Paragwaj rzucił wyzwanie Argentynie i nie poległ [WIDEO]
2015-06-14 02:22:30; Aktualizacja: 9 lat temuDo tej pory poziom Copa América nie rozpieszczał kibiców. Miało to ulec zmianie dzięki meczowi Argentyny z Paragwajem i trzeba przyznać, że tak się stało, ale nie tak jak niektórzy zakładali.
W starciu Argentyny z Paragwajem oczy większość kibiców były zwrócone na „Albicelestes”, a w szczególności na Leo Messiego, który miał doprowadzić swoją reprezentację do pierwszego i zarazem okazałego zwycięstwa w pierwszym meczu na tegorocznym Copa América. Te plany podopiecznym Gerardo Martino mieli pokrzyżować wybrańcy Ramóna Díaza, wśród których nie zabrakło doświadczonych zawodników.
Chyba już do końca życia jak ktoś mi powie wymień dwóch piłkarzy Paragwaju powiem Santa Cruz i Santa Cruz.
— Karol Czyzowicz (@CzyzowiczK) June 13, 2015
Myslalem ze Santa Cruz ma sto lat. Sprawdziłem, zaledwie 34 Popularne
— Michał Kołodziejczyk (@Michal_Kolo) June 13, 2015
Od pierwszego gwizdka sędziego spotkanie toczyło się pod dyktando Argentyńczyków, którzy łatwo zyskali sobie przewagę w środku pola. Podobną walkę w kabinie komentatorskie TVP musiał toczyć Jacek Laskowski. Na szczęście nie trwała ona zbyt długo i zakończyła się jego zwycięstwem.
Jacek Laskowski dziś z jakimś Anglikiem komentuje. Ciekawy pomysł
— Paweł Wilkowicz (@wilkowicz) June 13, 2015
Tymczasem na boisku przewaga „Albicelestes” rosła i rosła, aż w końcu presji ze strony rywali nie wytrzymał Miguel Samudio, który niefortunnym podaniem do własnego bramkarza wypuścił w bój Sergio Agüero. Napastnik Manchesteru City nie miał w takiej sytuacji problemów z wpakowaniem futbolówki do siatki przeciwnika.
Bardzo ciekawe, że autor pięknego podania po swoim zagraniu do Aguero popatrzył na liniowego
— Karol Wojnarowski (@ksw611) June 13, 2015
Pierwszym piłkarzem, który pogratulował Agüero zdobycia bramki był Leo Messi. Podobny obrazek mogliśmy widzieć trochę wcześniej w meczu Polski z Gruzją, kiedy to Robert Lewandowski cieszył się z Jakubem Błaszczykowskim.

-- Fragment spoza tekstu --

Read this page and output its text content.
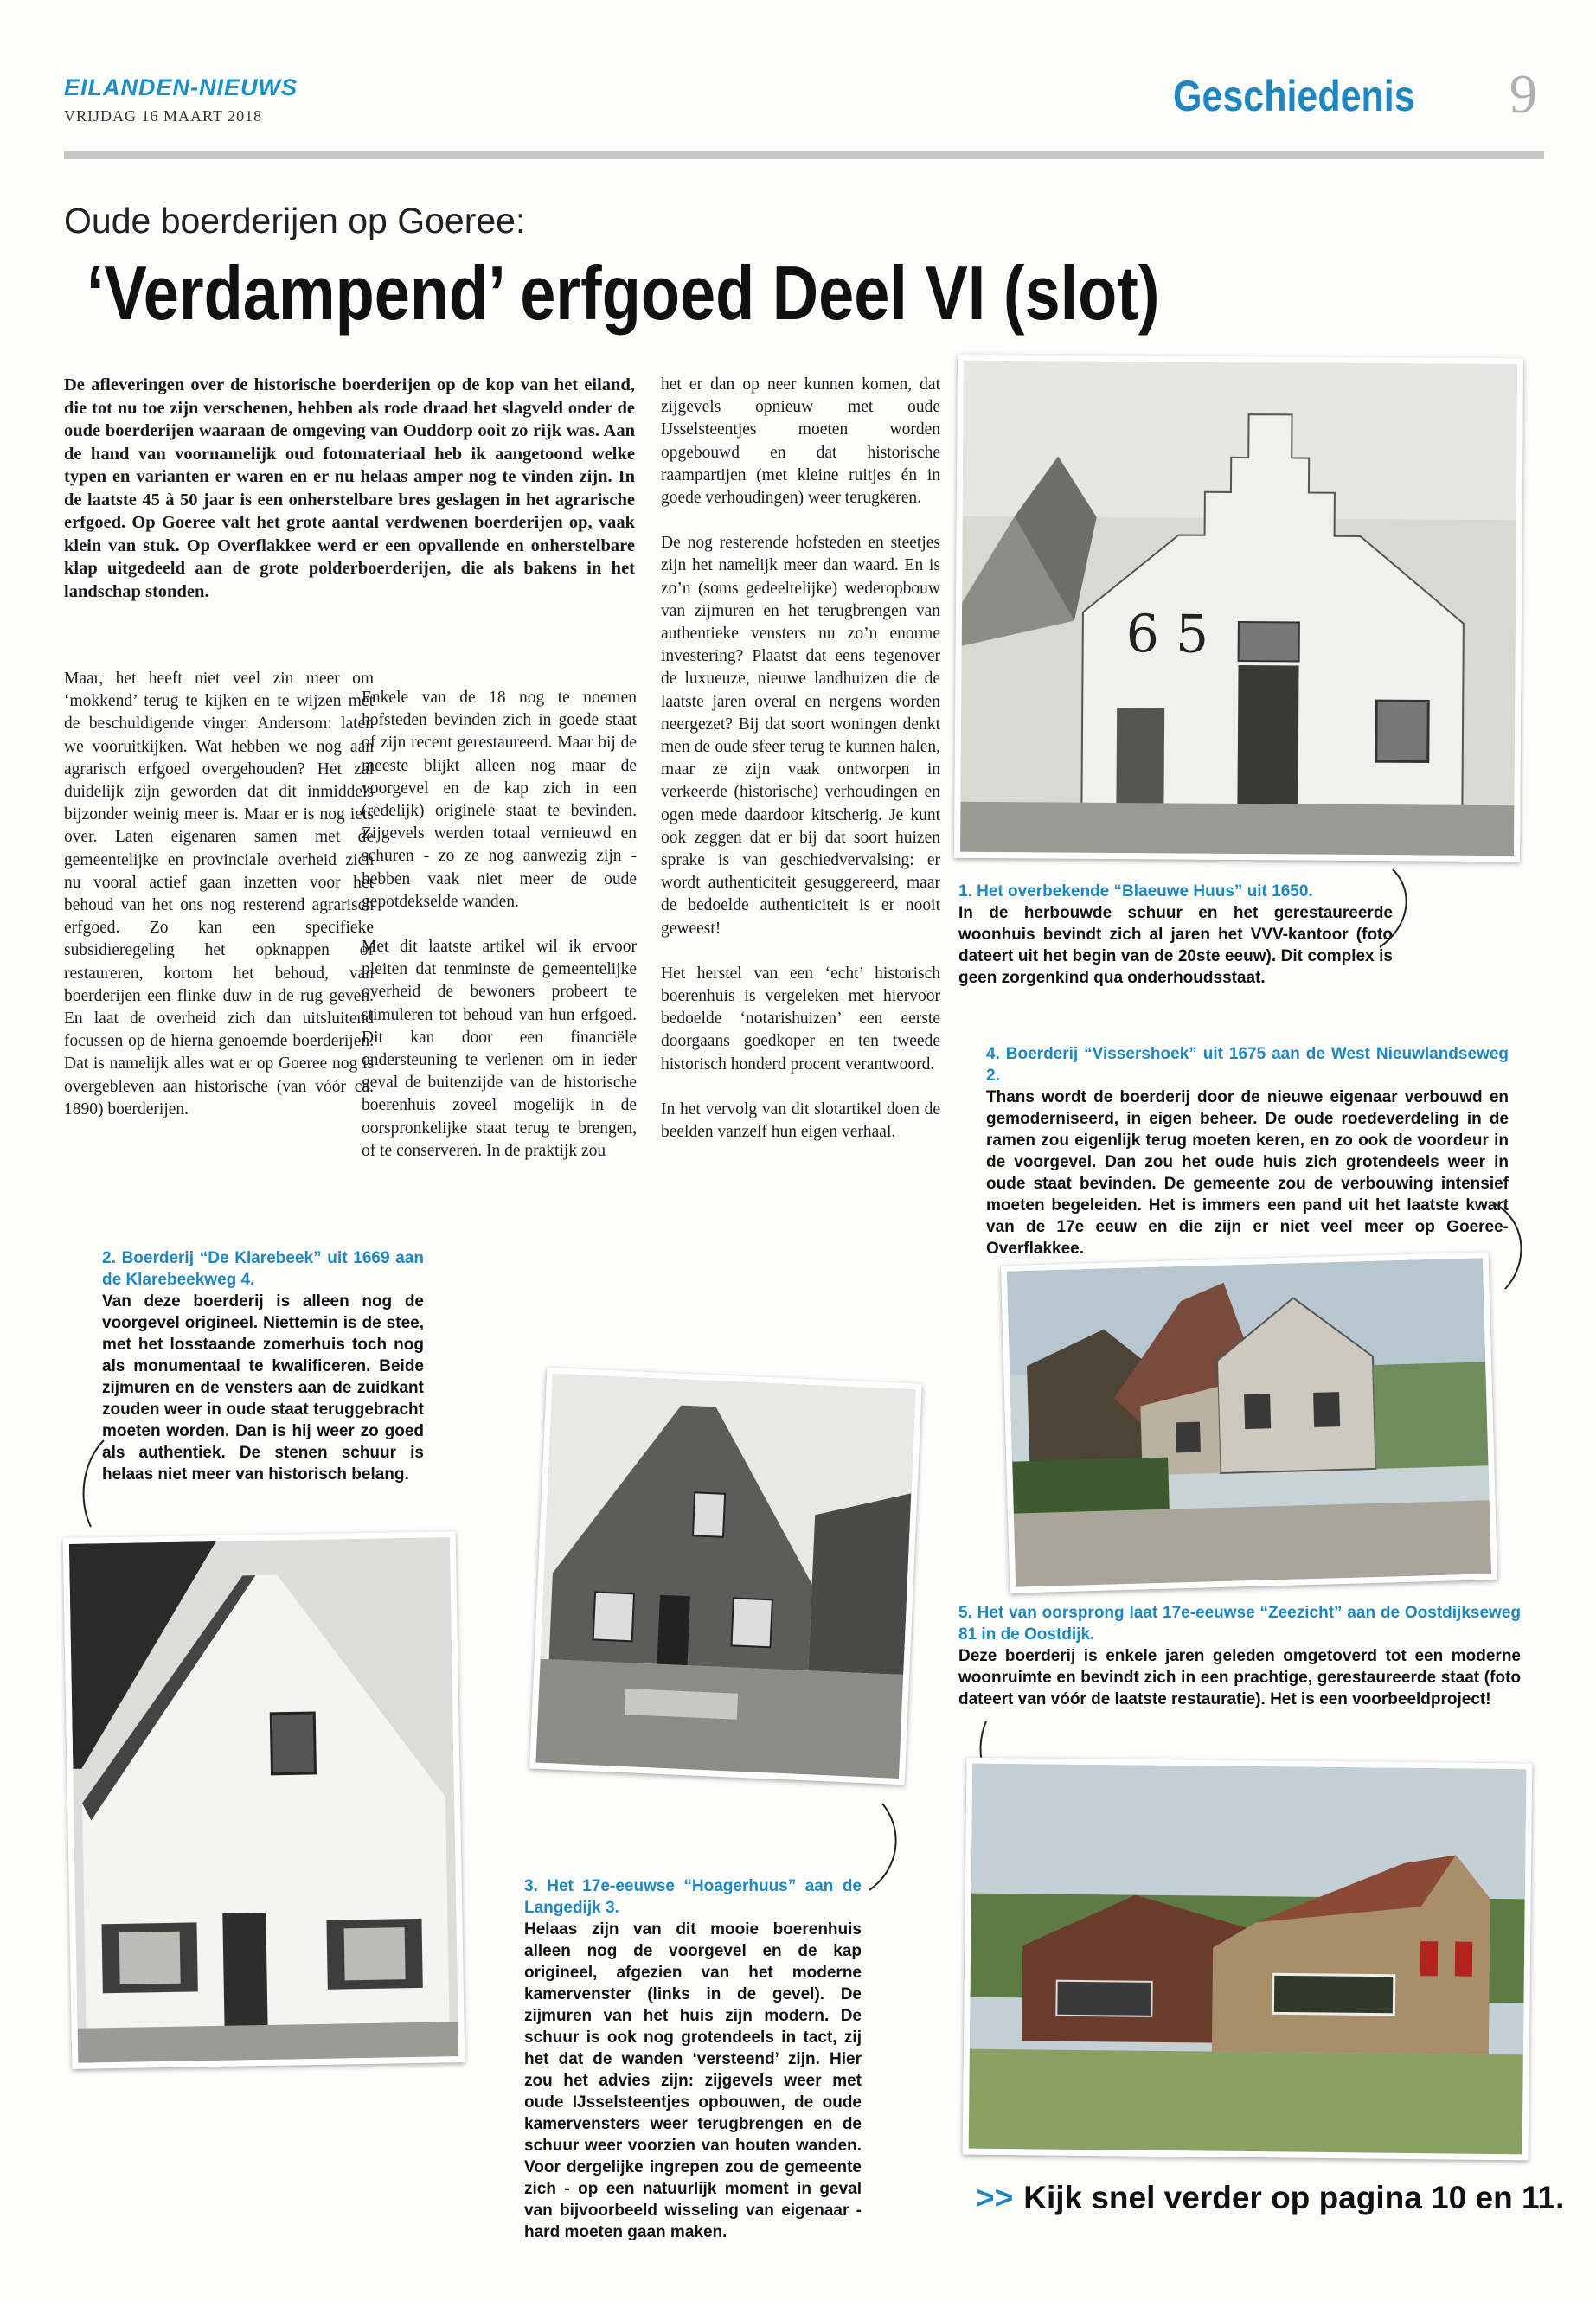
EILANDEN-NIEUWS
VRIJDAG 16 MAART 2018	Geschiedenis 9
Oude boerderijen op Goeree:
‘Verdampend’ erfgoed Deel VI (slot)
De afleveringen over de historische boerderijen op de kop van het eiland, die tot nu toe zijn verschenen, hebben als rode draad het slagveld onder de oude boerderijen waaraan de omgeving van Ouddorp ooit zo rijk was. Aan de hand van voornamelijk oud fotomateriaal heb ik aangetoond welke typen en varianten er waren en er nu helaas amper nog te vinden zijn. In de laatste 45 à 50 jaar is een onherstelbare bres geslagen in het agrarische erfgoed. Op Goeree valt het grote aantal verdwenen boerderijen op, vaak klein van stuk. Op Overflakkee werd er een opvallende en onherstelbare klap uitgedeeld aan de grote polderboerderijen, die als bakens in het landschap stonden.

Maar, het heeft niet veel zin meer om ‘mokkend’ terug te kijken en te wijzen met de beschuldigende vinger. Andersom: laten we vooruitkijken. Wat hebben we nog aan agrarisch erfgoed overgehouden? Het zal duidelijk zijn geworden dat dit inmiddels bijzonder weinig meer is. Maar er is nog iets over. Laten eigenaren samen met de gemeentelijke en provinciale overheid zich nu vooral actief gaan inzetten voor het behoud van het ons nog resterend agrarisch erfgoed. Zo kan een specifieke subsidieregeling het opknappen of restaureren, kortom het behoud, van boerderijen een flinke duw in de rug geven. En laat de overheid zich dan uitsluitend focussen op de hierna genoemde boerderijen. Dat is namelijk alles wat er op Goeree nog is overgebleven aan historische (van vóór ca. 1890) boerderijen.

Enkele van de 18 nog te noemen hofsteden bevinden zich in goede staat of zijn recent gerestaureerd. Maar bij de meeste blijkt alleen nog maar de voorgevel en de kap zich in een (redelijk) originele staat te bevinden. Zijgevels werden totaal vernieuwd en schuren - zo ze nog aanwezig zijn - hebben vaak niet meer de oude gepotdekselde wanden.

Met dit laatste artikel wil ik ervoor pleiten dat tenminste de gemeentelijke overheid de bewoners probeert te stimuleren tot behoud van hun erfgoed. Dit kan door een financiële ondersteuning te verlenen om in ieder geval de buitenzijde van de historische boerenhuis zoveel mogelijk in de oorspronkelijke staat terug te brengen, of te conserveren. In de praktijk zou

het er dan op neer kunnen komen, dat zijgevels opnieuw met oude IJsselsteentjes moeten worden opgebouwd en dat historische raampartijen (met kleine ruitjes én in goede verhoudingen) weer terugkeren.

De nog resterende hofsteden en steetjes zijn het namelijk meer dan waard. En is zo’n (soms gedeeltelijke) wederopbouw van zijmuren en het terugbrengen van authentieke vensters nu zo’n enorme investering? Plaatst dat eens tegenover de luxueuze, nieuwe landhuizen die de laatste jaren overal en nergens worden neergezet? Bij dat soort woningen denkt men de oude sfeer terug te kunnen halen, maar ze zijn vaak ontworpen in verkeerde (historische) verhoudingen en ogen mede daardoor kitscherig. Je kunt ook zeggen dat er bij dat soort huizen sprake is van geschiedvervalsing: er wordt authenticiteit gesuggereerd, maar de bedoelde authenticiteit is er nooit geweest!

Het herstel van een ‘echt’ historisch boerenhuis is vergeleken met hiervoor bedoelde ‘notarishuizen’ een eerste doorgaans goedkoper en ten tweede historisch honderd procent verantwoord.

In het vervolg van dit slotartikel doen de beelden vanzelf hun eigen verhaal.

6 5
1. Het overbekende “Blaeuwe Huus” uit 1650.
In de herbouwde schuur en het gerestaureerde woonhuis bevindt zich al jaren het VVV-kantoor (foto dateert uit het begin van de 20ste eeuw). Dit complex is geen zorgenkind qua onderhoudsstaat.
4. Boerderij “Vissershoek” uit 1675 aan de West Nieuwlandseweg 2.
Thans wordt de boerderij door de nieuwe eigenaar verbouwd en gemoderniseerd, in eigen beheer. De oude roedeverdeling in de ramen zou eigenlijk terug moeten keren, en zo ook de voordeur in de voorgevel. Dan zou het oude huis zich grotendeels weer in oude staat bevinden. De gemeente zou de verbouwing intensief moeten begeleiden. Het is immers een pand uit het laatste kwart van de 17e eeuw en die zijn er niet veel meer op Goeree-Overflakkee.
2. Boerderij “De Klarebeek” uit 1669 aan de Klarebeekweg 4.
Van deze boerderij is alleen nog de voorgevel origineel. Niettemin is de stee, met het losstaande zomerhuis toch nog als monumentaal te kwalificeren. Beide zijmuren en de vensters aan de zuidkant zouden weer in oude staat teruggebracht moeten worden. Dan is hij weer zo goed als authentiek. De stenen schuur is helaas niet meer van historisch belang.
3. Het 17e-eeuwse “Hoagerhuus” aan de Langedijk 3.
Helaas zijn van dit mooie boerenhuis alleen nog de voorgevel en de kap origineel, afgezien van het moderne kamervenster (links in de gevel). De zijmuren van het huis zijn modern. De schuur is ook nog grotendeels in tact, zij het dat de wanden ‘versteend’ zijn. Hier zou het advies zijn: zijgevels weer met oude IJsselsteentjes opbouwen, de oude kamervensters weer terugbrengen en de schuur weer voorzien van houten wanden. Voor dergelijke ingrepen zou de gemeente zich - op een natuurlijk moment in geval van bijvoorbeeld wisseling van eigenaar - hard moeten gaan maken.
5. Het van oorsprong laat 17e-eeuwse “Zeezicht” aan de Oostdijkseweg 81 in de Oostdijk.
Deze boerderij is enkele jaren geleden omgetoverd tot een moderne woonruimte en bevindt zich in een prachtige, gerestaureerde staat (foto dateert van vóór de laatste restauratie). Het is een voorbeeldproject!
>> Kijk snel verder op pagina 10 en 11.
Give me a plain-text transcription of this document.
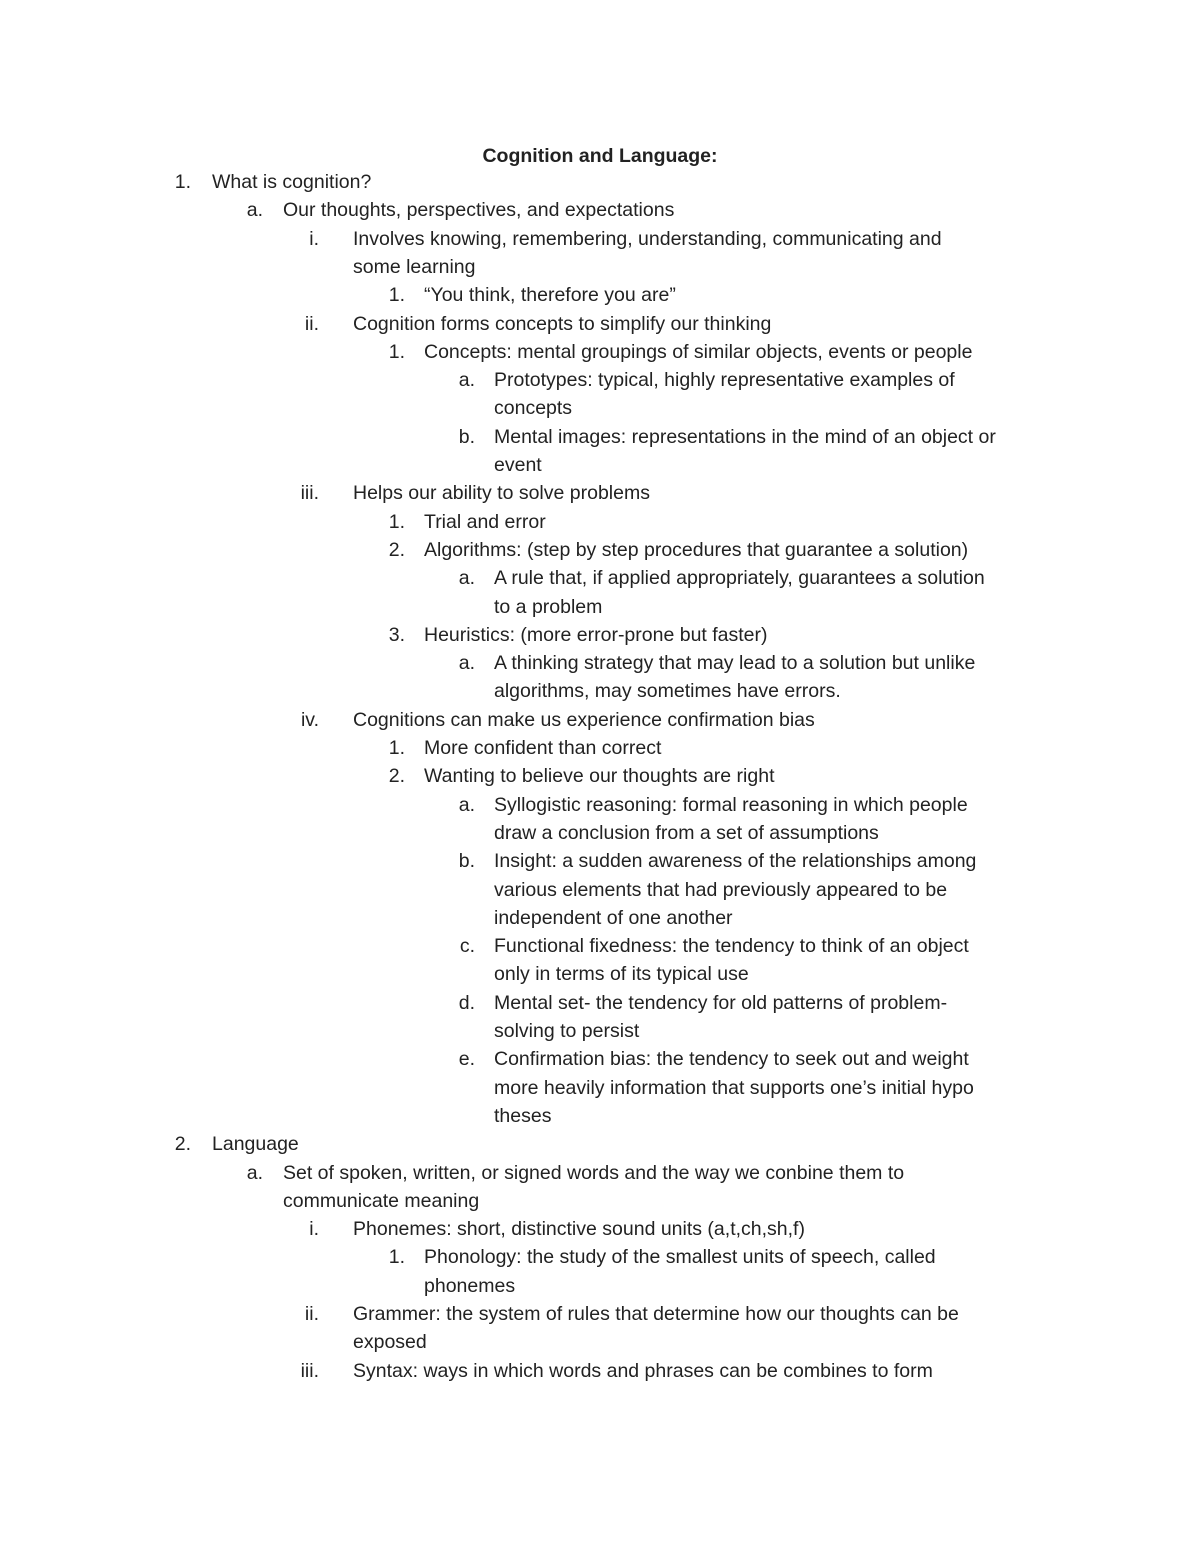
Cognition and Language:
1. What is cognition?
a. Our thoughts, perspectives, and expectations
i. Involves knowing, remembering, understanding, communicating and
some learning
1. “You think, therefore you are”
ii. Cognition forms concepts to simplify our thinking
1. Concepts: mental groupings of similar objects, events or people
a. Prototypes: typical, highly representative examples of
concepts
b. Mental images: representations in the mind of an object or
event
iii. Helps our ability to solve problems
1. Trial and error
2. Algorithms: (step by step procedures that guarantee a solution)
a. A rule that, if applied appropriately, guarantees a solution
to a problem
3. Heuristics: (more error-prone but faster)
a. A thinking strategy that may lead to a solution but unlike
algorithms, may sometimes have errors.
iv. Cognitions can make us experience confirmation bias
1. More confident than correct
2. Wanting to believe our thoughts are right
a. Syllogistic reasoning: formal reasoning in which people
draw a conclusion from a set of assumptions
b. Insight: a sudden awareness of the relationships among
various elements that had previously appeared to be
independent of one another
c. Functional fixedness: the tendency to think of an object
only in terms of its typical use
d. Mental set- the tendency for old patterns of problem-
solving to persist
e. Confirmation bias: the tendency to seek out and weight
more heavily information that supports one’s initial hypo
theses
2. Language
a. Set of spoken, written, or signed words and the way we conbine them to
communicate meaning
i. Phonemes: short, distinctive sound units (a,t,ch,sh,f)
1. Phonology: the study of the smallest units of speech, called
phonemes
ii. Grammer: the system of rules that determine how our thoughts can be
exposed
iii. Syntax: ways in which words and phrases can be combines to form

Messi celebrating with Aguero. pic.twitter.com/JGojaLYRuW
— infosmessi (@infosmessi) June 13, 2015
„Albicelestes” po wyjściu na prowadzenie szukali kolejnego gola, a ten padł po błędzie arbitra, który podyktował jedenastkę dla Argentyny po wątpliwym faulu na Ángelu di Maríi. Do rzutu karnego podszedł Messi i precyzyjnym uderzeniem pokonał Antony’ego Silvę.
Do końca pierwszej połowy wynik nie uległ już zmianie i wydawało się, że w drugiej obraz gry nie ulegnie zmianie i to podopieczni Gerarda Martino będą zdobywać kolejne gole. Tymczasem z wyraźnym postanowieniem poprawy z szatni wyszli Paragwajczycy, którzy zaczęli lepiej sobie radzić na placu gry. Ich przeciwnicy nie zamierzali im oddawać jednak pola i dzięki temu w końcu mogliśmy podziwiać dobre widowisko na tym turnieju.
Lepsza gra popularnych „Guarani” została nagrodzona gole kontaktowym Nelsona Valdeza, który wykorzystał złe ustawienie Sergio Romero.
Argentyńczycy po stracie gola ruszyli na Paragwajczyków i kilka razy byli bliscy podwyższenia swojego prowadzenia, ale brakowało im szczęścia. To z kolei uśmiechnęło się do piłkarzy Ramóna Díaza, którzy w ostatniej minucie regulaminowego czasu gry doprowadzili do wyrównania. Bohaterem „Guarni” został Lucas Barrios, który pół roku temu miał zostać wyrzucony z Montpellier, ponieważ kompletnie zawodził. Ostatecznie został jednak we francuskim klubie. Zaczął prezentować się lepiej. Odbudował formę i dostał szansę występu na Copa América. Trzeba przyznać, że odpłacił się selekcjonerowi za zaufanie w najlepszy możliwy sposób.